This is a sort of a review of the current state of the art in planning in partially known environments. It could also be seen as the related work section of a paper in the same topic. I recently stumbled upon some papers in this area, and this is my way of trying to get a grasp on the topic and its difficulties and aproaches to solve them.

Robotic Path Planning

There are a variety of approaches to do path planning in robotics. They are typically classified into search based methods, sampling based methods, and optimization based methods. Those different approaches have different guarantees, and deal very differently with the various difficulties of the problems.

What they usually have in common is that they assume that the environment and the obstacles are fully known. In the real world, something like this can be achieved if we have complete control over our environment, that is, e.g., in a robotic cell in a factory, or when assembling a car.

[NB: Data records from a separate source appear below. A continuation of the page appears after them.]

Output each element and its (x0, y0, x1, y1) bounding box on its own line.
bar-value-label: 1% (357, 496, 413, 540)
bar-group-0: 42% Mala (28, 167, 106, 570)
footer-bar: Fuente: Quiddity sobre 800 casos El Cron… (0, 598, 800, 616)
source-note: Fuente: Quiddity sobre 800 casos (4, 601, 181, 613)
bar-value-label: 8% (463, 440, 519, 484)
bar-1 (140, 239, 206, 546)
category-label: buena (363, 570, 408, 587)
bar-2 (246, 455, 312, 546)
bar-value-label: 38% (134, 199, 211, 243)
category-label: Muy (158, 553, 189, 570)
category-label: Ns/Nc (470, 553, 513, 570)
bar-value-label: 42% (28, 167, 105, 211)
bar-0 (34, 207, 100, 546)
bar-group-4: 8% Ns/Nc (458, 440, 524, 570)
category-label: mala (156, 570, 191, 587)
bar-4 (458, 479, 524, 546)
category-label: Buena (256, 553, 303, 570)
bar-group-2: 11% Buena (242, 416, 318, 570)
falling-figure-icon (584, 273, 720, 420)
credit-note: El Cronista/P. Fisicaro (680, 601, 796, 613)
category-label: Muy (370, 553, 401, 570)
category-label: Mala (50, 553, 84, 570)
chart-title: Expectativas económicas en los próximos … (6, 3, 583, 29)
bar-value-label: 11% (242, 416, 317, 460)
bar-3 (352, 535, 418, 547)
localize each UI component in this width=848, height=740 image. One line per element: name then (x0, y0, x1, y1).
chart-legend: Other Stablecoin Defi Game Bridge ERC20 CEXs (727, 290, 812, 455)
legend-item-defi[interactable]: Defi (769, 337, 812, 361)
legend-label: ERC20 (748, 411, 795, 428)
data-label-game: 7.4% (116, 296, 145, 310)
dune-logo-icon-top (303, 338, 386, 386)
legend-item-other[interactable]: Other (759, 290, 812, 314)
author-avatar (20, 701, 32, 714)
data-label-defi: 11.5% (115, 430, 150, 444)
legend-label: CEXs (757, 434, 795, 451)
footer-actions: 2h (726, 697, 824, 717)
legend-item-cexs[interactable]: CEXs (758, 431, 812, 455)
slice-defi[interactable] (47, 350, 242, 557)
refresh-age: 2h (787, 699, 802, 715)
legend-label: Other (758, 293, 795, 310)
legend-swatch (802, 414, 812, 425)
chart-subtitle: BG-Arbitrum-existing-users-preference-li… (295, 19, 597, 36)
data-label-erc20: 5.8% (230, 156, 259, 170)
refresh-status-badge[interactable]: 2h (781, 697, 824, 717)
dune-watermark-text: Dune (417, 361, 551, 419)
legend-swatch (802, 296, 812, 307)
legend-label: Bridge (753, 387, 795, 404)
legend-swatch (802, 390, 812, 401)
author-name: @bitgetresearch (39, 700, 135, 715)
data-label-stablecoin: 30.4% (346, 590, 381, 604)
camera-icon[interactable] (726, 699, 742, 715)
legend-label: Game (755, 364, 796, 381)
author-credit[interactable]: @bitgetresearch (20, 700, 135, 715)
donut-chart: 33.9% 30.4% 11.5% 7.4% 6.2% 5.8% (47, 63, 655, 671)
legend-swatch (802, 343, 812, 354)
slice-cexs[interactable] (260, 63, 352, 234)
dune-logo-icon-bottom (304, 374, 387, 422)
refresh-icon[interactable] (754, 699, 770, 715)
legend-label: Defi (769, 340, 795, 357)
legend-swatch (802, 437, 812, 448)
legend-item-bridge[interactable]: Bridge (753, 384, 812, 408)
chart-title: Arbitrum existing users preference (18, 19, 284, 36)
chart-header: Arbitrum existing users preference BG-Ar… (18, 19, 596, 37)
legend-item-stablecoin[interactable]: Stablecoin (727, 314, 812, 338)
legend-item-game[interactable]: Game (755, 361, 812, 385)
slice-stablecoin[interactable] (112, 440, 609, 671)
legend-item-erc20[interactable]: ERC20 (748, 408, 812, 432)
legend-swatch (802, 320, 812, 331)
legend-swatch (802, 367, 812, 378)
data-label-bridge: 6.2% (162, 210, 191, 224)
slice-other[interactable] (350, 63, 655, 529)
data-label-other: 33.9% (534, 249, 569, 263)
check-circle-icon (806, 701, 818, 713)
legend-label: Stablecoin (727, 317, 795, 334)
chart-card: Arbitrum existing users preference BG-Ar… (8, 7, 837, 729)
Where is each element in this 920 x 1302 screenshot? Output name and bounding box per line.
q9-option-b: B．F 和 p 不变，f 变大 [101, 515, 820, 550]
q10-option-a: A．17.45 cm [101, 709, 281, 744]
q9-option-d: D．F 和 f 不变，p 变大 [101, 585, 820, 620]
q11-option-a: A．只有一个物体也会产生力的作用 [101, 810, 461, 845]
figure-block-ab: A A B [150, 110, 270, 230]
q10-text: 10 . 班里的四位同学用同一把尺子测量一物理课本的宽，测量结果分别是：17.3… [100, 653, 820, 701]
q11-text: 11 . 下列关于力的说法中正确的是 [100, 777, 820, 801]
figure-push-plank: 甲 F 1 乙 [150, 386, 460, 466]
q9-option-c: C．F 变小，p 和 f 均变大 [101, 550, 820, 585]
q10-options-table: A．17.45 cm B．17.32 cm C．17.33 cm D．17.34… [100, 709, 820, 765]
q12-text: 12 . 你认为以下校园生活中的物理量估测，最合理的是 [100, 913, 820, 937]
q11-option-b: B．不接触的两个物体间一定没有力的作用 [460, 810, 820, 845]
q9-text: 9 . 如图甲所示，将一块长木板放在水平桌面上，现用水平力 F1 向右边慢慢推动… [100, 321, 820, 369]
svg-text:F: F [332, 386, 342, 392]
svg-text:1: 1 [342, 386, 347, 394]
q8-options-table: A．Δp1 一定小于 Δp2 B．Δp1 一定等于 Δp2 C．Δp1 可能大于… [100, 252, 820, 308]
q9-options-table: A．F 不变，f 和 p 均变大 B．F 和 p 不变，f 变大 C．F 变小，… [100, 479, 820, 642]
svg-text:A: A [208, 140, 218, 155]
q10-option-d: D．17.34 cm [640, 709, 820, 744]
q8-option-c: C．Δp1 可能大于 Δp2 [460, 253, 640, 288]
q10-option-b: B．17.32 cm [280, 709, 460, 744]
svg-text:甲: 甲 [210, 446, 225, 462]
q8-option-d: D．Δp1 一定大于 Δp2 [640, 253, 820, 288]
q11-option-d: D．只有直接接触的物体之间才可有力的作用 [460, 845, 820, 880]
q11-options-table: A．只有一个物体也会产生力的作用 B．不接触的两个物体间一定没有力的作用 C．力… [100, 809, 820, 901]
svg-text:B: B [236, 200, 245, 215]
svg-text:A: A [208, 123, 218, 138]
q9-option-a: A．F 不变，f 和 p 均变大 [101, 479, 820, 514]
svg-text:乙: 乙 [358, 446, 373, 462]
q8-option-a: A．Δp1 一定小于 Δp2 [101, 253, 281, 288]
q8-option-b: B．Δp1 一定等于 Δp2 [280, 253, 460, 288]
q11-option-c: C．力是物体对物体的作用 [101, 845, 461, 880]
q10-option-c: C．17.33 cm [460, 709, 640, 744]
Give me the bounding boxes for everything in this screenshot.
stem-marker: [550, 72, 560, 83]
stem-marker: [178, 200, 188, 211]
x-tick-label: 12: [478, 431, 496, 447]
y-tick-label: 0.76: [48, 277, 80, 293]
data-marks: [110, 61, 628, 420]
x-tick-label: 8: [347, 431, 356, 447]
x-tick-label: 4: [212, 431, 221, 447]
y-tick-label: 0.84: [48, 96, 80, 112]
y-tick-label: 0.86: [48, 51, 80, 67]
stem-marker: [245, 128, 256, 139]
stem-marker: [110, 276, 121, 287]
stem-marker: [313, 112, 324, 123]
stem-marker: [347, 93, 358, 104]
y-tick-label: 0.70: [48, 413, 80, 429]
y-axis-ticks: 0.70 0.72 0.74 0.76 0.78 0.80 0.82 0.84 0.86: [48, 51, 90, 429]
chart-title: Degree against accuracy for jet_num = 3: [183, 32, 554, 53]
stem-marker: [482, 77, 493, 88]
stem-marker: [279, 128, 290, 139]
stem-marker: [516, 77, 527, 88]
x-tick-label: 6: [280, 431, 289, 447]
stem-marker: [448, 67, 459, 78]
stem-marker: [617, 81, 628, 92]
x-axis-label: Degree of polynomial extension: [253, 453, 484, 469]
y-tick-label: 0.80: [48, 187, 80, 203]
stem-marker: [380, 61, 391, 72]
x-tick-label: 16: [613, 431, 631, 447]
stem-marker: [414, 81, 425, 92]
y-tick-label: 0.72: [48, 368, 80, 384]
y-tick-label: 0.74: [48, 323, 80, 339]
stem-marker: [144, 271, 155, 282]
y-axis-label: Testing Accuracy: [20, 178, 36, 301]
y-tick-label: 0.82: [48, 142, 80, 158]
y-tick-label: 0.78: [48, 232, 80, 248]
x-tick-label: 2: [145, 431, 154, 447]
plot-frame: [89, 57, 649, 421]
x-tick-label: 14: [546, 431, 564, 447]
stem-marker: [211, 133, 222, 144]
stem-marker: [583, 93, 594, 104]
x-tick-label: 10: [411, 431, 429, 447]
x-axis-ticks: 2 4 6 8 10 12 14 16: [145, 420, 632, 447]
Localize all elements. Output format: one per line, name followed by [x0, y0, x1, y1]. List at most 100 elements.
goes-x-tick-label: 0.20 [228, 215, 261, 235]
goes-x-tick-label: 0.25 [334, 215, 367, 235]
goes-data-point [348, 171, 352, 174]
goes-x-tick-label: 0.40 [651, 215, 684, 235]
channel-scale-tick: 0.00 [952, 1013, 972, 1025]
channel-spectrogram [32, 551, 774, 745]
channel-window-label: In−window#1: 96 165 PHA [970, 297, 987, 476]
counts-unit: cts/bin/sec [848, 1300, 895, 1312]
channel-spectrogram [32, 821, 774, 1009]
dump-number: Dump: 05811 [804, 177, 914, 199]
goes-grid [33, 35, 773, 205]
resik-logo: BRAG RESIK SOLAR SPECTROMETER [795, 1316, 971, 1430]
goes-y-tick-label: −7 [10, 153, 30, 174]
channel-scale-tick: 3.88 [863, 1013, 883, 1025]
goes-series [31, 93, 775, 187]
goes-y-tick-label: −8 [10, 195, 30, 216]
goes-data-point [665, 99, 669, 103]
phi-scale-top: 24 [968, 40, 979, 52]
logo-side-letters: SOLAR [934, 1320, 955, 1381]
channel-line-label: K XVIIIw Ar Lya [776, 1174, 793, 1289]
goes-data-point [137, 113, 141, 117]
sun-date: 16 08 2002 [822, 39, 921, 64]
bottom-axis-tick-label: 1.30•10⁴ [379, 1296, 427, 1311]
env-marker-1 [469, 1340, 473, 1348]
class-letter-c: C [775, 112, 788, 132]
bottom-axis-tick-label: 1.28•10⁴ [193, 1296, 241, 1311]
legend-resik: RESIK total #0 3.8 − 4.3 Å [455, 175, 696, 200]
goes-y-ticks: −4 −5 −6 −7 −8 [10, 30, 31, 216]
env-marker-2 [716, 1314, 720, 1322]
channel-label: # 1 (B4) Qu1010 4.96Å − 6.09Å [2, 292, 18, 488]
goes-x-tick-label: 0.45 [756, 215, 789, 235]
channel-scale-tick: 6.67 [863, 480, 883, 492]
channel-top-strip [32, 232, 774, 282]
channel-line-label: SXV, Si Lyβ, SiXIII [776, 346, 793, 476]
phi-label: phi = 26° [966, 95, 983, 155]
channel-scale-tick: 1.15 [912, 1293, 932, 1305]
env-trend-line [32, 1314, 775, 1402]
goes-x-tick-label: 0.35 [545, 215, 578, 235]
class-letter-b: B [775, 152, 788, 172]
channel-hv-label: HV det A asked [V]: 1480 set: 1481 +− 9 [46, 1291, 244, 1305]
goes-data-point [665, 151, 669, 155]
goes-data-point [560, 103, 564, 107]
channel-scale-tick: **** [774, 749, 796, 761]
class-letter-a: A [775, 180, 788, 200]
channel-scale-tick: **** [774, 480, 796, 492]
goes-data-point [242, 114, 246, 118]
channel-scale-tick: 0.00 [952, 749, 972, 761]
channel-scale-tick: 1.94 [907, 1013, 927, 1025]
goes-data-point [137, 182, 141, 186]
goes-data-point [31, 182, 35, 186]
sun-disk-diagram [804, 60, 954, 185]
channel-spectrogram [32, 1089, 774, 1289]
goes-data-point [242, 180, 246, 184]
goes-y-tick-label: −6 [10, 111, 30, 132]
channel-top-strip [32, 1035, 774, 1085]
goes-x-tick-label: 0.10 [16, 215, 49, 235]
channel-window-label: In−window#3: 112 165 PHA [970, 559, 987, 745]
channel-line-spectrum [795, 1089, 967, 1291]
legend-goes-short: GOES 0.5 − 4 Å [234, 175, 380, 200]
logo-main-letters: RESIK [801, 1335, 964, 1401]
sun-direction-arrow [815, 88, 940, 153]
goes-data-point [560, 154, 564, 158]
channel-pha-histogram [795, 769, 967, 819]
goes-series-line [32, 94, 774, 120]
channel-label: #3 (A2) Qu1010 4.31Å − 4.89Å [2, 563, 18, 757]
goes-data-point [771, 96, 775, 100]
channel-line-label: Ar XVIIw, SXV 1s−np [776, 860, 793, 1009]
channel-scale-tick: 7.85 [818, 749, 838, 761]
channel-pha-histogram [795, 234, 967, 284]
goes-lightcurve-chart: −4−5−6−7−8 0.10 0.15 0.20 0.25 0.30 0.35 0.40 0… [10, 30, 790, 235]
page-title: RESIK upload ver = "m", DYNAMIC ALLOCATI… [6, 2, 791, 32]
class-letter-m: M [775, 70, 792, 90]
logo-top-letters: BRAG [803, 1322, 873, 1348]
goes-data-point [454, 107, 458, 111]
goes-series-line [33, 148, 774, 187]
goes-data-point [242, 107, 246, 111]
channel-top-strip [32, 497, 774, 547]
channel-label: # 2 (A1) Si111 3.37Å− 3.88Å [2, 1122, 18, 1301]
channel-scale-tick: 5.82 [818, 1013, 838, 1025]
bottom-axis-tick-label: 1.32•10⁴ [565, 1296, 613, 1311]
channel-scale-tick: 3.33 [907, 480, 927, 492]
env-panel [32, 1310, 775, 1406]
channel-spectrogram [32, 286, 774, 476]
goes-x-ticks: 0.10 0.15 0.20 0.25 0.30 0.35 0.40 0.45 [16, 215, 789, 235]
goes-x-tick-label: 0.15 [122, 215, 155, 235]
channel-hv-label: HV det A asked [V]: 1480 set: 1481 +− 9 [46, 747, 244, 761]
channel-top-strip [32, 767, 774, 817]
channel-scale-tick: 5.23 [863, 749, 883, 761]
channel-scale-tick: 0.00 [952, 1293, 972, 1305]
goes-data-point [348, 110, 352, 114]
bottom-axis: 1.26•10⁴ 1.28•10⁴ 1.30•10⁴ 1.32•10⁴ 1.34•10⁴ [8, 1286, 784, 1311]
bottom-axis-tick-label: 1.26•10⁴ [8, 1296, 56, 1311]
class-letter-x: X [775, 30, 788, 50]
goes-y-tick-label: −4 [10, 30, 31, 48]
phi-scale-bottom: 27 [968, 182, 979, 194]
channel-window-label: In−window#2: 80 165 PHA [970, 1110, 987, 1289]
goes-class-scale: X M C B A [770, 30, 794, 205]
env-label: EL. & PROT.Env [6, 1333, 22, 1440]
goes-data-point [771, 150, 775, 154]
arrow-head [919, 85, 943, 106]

If we want to explore some more unstructured environments (e.g., when exploring a house, or a cave), that assumption does not really hold anymore, and we need to adapt our planners accordingly.

Planning in unseen environments

The main difference to ‘traditional’ planning is that we do not know the environment, but need to slowly figure out where obstacles are while moving around. This acquisition of the obstacle locations can be via line-of-sight sensors, or it could even be something like ‘bumping into objects’.

This online acquisition of the environment might lead to previous plans becoming infeasible, and needing to replan due to obstacles where we did not assume any before. This is something that does not happen if we assume a fully known environment. Therefore, it is extremely desirable to do quick replanning, and in addition to that the planner should have ‘good’ closed-loop behaviour, i.e. the path that the planner returns should be stable, and not change too much to avoid some sort of ‘oscillatory behaviour’.

There is also difference in objective: we are not necessarily looking for the shortest path, but we want to minimize overall (maybe expected?) travel time.

General approaches and insights

  • It is very common to simply assume that the part of the map that we have not yet explored is completely obstacle free. That is, we are ‘optimistic in the face of uncertainty’.
  • Another approach is to essentially treat the environment as ‘dynamic’, and do incremental replanning.
  • In more recent works, some researchers try to predict the map from the observations and do planning simultaneously.